そのためには、日常から社外のゲーム関係者と積極的に交流して、コネクションを作っておくことは非常に重要です。
もしもの時に雇ってくれる会社や、人材を求めている会社を紹介してもらえる可能性が上がるからです。
近年は、クリエイターズコミュニティやゲームカンファレンスなどが多数存在しますから、ぜひ利用してみてください。
ゲーム業界のクリエイターズコミュニティについて詳しく書いた記事があるので以下に紹介します。
→「ゲーム業界におけるクリエイターコミュニティとは?概要や目的を説明」
ゲームカンファレンスについての記事はこちら
→「ゲーム業界の花形イベント!E3やTGSなどのゲームカンファレンスを紹介」
3-2. どこの会社でも求められる知識をプライベートで勉強しておく
転職に当たっては、コネがあったとしても実力が無いことにはどうにもなりません。
そのため、普段から漫然と仕事をこなすのではなく、自分のスキルを客観視しておく必要があります。
まずは自分自身の特性や、持っているスキルがゲーム業界全体でどの程度普遍性、利用価値があるかを見極めましょう。
その上で特定の技能を高める、あるいは足りないスキルを補充するなど、意識を高めておきましょう。
努力して高めた知識やスキルは、自分の自信や業務の幅を広げますから、倒産や転職の機会がなかったとしてもきっと役に立つでしょう。
3-3. 転職エージェントに登録しておく
普段から転職エージェントに登録しておくのも危機管理の方法の一つです。
職を失ってから転職活動をするよりも、平時の方が冷静に活動できるからです。
また、現状の仕事に不満がある場合、さらにやりたい仕事に就けるメドや収入アップの道があれば積極的に転職することもできます。
もちろん、現在の仕事が気に入っていれば無理に移動する必要はありませんが、自分自身の市場価値を知っておくことがマイナスになることはありません。

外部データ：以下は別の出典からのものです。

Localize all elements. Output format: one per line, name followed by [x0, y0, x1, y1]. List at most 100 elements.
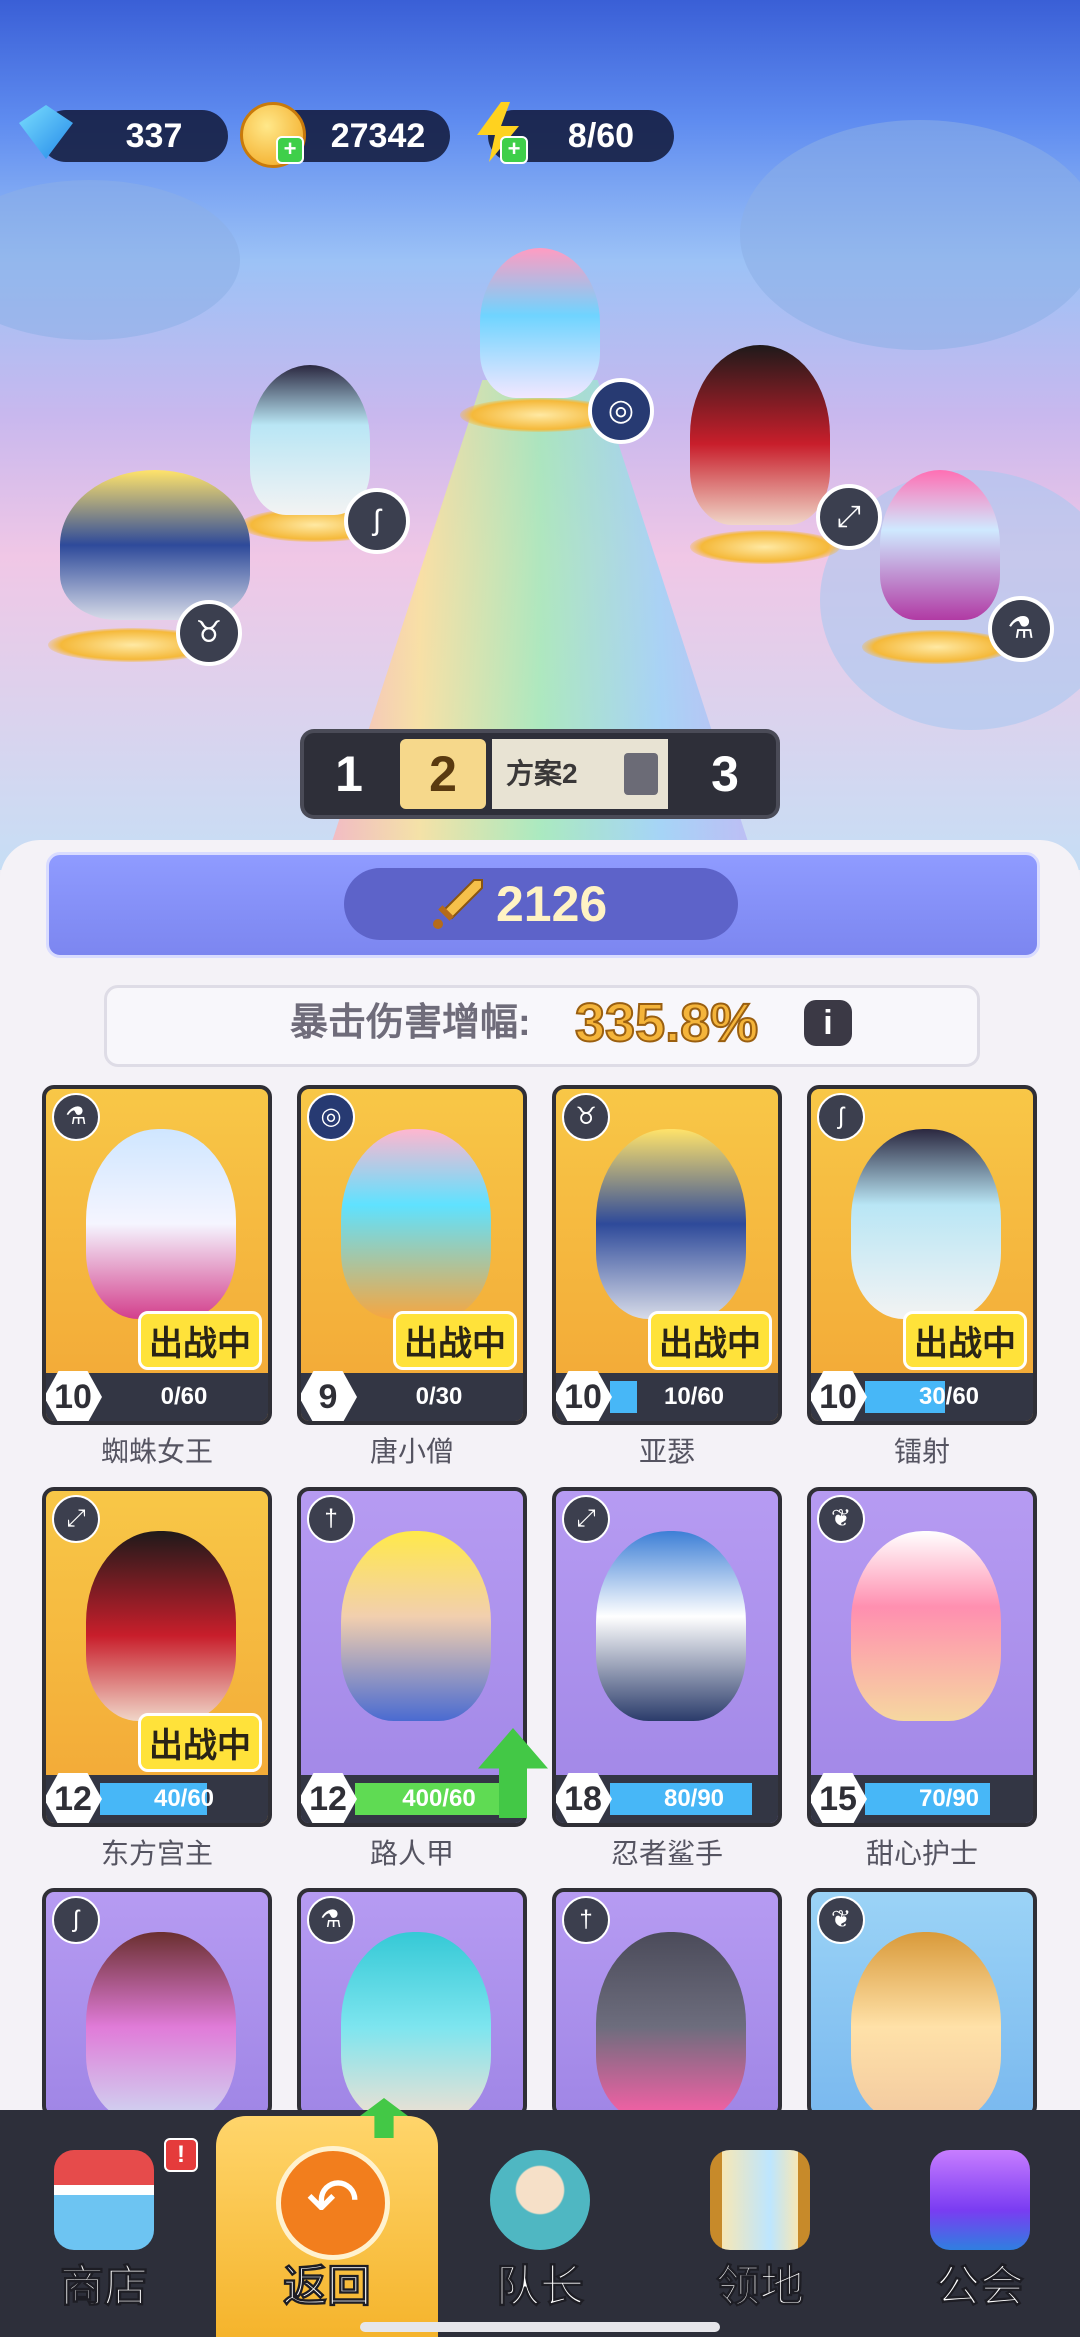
hero-portrait [851, 1129, 1001, 1319]
guild-trophy-icon [930, 2150, 1030, 2250]
tab-loadout-1[interactable]: 1 [310, 739, 388, 809]
staff-icon: ʃ [817, 1093, 865, 1141]
progress-text: 30/60 [918, 1383, 980, 1410]
nav-shop-label: 商店 [60, 2262, 149, 2312]
horned-helmet-icon: ♉ [176, 600, 242, 666]
nav-guild[interactable]: 公会 [880, 2130, 1080, 2337]
hero-name: 镭射 [893, 1436, 950, 1467]
coin-count: 27342 [330, 117, 426, 155]
crit-damage-label: 暴击伤害增幅: [290, 1002, 531, 1044]
hero-portrait [341, 1932, 491, 2114]
progress-text: 40/60 [153, 1785, 215, 1812]
hero-card[interactable]: ◎ 出战中 0/30 9 [297, 1085, 527, 1425]
info-icon[interactable]: i [804, 1000, 852, 1046]
sword-icon: † [562, 1896, 610, 1944]
wings-icon: ❦ [817, 1495, 865, 1543]
cloud [0, 180, 240, 340]
hero-card[interactable]: ⚗ [297, 1888, 527, 2118]
hero-portrait [851, 1531, 1001, 1721]
hero-portrait [851, 1932, 1001, 2114]
hero-name: 亚瑟 [638, 1436, 695, 1467]
nav-back-label: 返回 [283, 2262, 372, 2312]
add-energy-icon[interactable]: + [500, 136, 528, 164]
nav-captain-label: 队长 [496, 2262, 585, 2312]
hero-card[interactable]: ʃ [42, 1888, 272, 2118]
deployed-badge: 出战中 [138, 1713, 262, 1772]
hero-name: 唐小僧 [369, 1436, 454, 1467]
bow-icon: ⤢ [816, 484, 882, 550]
hero-card[interactable]: ʃ 出战中 30/60 10 [807, 1085, 1037, 1425]
hero-card[interactable]: ⤢ 出战中 40/60 12 [42, 1487, 272, 1827]
hero-card[interactable]: † [552, 1888, 782, 2118]
add-coins-icon[interactable]: + [276, 136, 304, 164]
edit-icon[interactable] [624, 753, 658, 795]
hero-dongfang-gongzhu[interactable] [690, 345, 830, 525]
bow-icon: ⤢ [562, 1495, 610, 1543]
tab-loadout-2[interactable]: 2 [400, 739, 486, 809]
hero-portrait [86, 1932, 236, 2114]
shop-alert-badge: ! [164, 2138, 198, 2172]
deployed-badge: 出战中 [648, 1311, 772, 1370]
bow-icon: ⤢ [52, 1495, 100, 1543]
hero-portrait [596, 1531, 746, 1721]
progress-text: 70/90 [918, 1785, 980, 1812]
progress-text: 0/60 [160, 1383, 208, 1410]
hero-portrait [596, 1932, 746, 2114]
hero-portrait [341, 1129, 491, 1319]
progress-text: 10/60 [663, 1383, 725, 1410]
staff-icon: ʃ [52, 1896, 100, 1944]
loadout-tabs: 1 2 方案2 3 [304, 733, 776, 815]
potion-icon: ⚗ [307, 1896, 355, 1944]
nav-back-label-wrap: 返回 [227, 2130, 427, 2337]
hero-card[interactable]: ❦ 70/90 15 [807, 1487, 1037, 1827]
hero-pad [690, 530, 840, 564]
wings-icon: ❦ [817, 1896, 865, 1944]
hero-card[interactable]: ⚗ 出战中 0/60 10 [42, 1085, 272, 1425]
staff-icon: ʃ [344, 488, 410, 554]
territory-door-icon [710, 2150, 810, 2250]
hero-laser[interactable] [250, 365, 370, 515]
horned-helmet-icon: ♉ [562, 1093, 610, 1141]
tab-loadout-3[interactable]: 3 [680, 739, 770, 809]
progress-text: 80/90 [663, 1785, 725, 1812]
nav-territory[interactable]: 领地 [660, 2130, 860, 2337]
hero-portrait [86, 1129, 236, 1319]
energy-count: 8/60 [567, 117, 635, 155]
home-indicator [360, 2322, 720, 2332]
hero-spider-queen[interactable] [880, 470, 1000, 620]
gem-count: 337 [125, 117, 183, 155]
sword-icon [433, 879, 483, 929]
hero-arthur[interactable] [60, 470, 250, 620]
swirl-icon: ◎ [307, 1093, 355, 1141]
loadout-name[interactable]: 方案2 [492, 739, 668, 809]
hero-portrait [341, 1531, 491, 1721]
hero-name: 忍者鲨手 [610, 1838, 723, 1869]
captain-avatar [490, 2150, 590, 2250]
deployed-badge: 出战中 [393, 1311, 517, 1370]
hero-tang-xiaoseng[interactable] [480, 248, 600, 398]
shop-icon [54, 2150, 154, 2250]
hero-name: 东方宫主 [100, 1838, 213, 1869]
swirl-icon: ◎ [588, 378, 654, 444]
deployed-badge: 出战中 [138, 1311, 262, 1370]
potion-icon: ⚗ [988, 596, 1054, 662]
gem-counter[interactable]: 337 [40, 110, 228, 162]
hero-name: 蜘蛛女王 [100, 1436, 213, 1467]
nav-guild-label: 公会 [936, 2262, 1025, 2312]
hero-portrait [596, 1129, 746, 1319]
hero-card[interactable]: ♉ 出战中 10/60 10 [552, 1085, 782, 1425]
nav-captain[interactable]: 队长 [440, 2130, 640, 2337]
hero-card[interactable]: ❦ [807, 1888, 1037, 2118]
sword-icon: † [307, 1495, 355, 1543]
hero-portrait [86, 1531, 236, 1721]
nav-territory-label: 领地 [716, 2262, 805, 2312]
progress-text: 400/60 [402, 1785, 476, 1812]
crit-damage-value: 335.8% [574, 992, 759, 1054]
hero-card[interactable]: ⤢ 80/90 18 [552, 1487, 782, 1827]
potion-icon: ⚗ [52, 1093, 100, 1141]
deployed-badge: 出战中 [903, 1311, 1027, 1370]
progress-text: 0/30 [415, 1383, 463, 1410]
loadout-name-label: 方案2 [506, 758, 578, 789]
hero-card[interactable]: † 400/60 12 [297, 1487, 527, 1827]
hero-name: 路人甲 [369, 1838, 454, 1869]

また、エージェントは転職のプロですから、多くの企業情報を持っています。
ぜひこの機会に、転職エージェントへの登録を考えてみてください。
3-4. 【注意】労働環境にまで影響が出る前に早め早めに行動する
ここまで紹介した方法は、どれにしても早めにやっておくことが非常に重要です。
倒産する会社は多くの場合、徐々に労働環境が悪化していく傾向があります。
そのため気が付いたら会社がブラック化していて、転職活動をしたり勉強をしたりする時間が取れなくなる、ということもあるからです。
状態が悪くなってから動き出せば焦りも生じますし、最悪の場合準備が間に合わないまま無防備な状態で倒産、失業ということもあり得ます。
そのため、ぜひ労働環境が悪くなる前に、いろいろな対策を立てておきましょう。
4.まとめ
ゲーム会社がなぜ倒産するのかという理由や、倒産する場合の兆候などをまとめました。
ゲーム会社は右肩上がりに成長を続けている会社もありますが、残念ながらそうでない会社も存在します。
日本の企業は起業から1年で6割も倒産するというデータもありますから、破産や倒産そのものが決して珍しいわけではありません。
これから就職や転職を行う人は、しっかり会社事情を見極めましょう。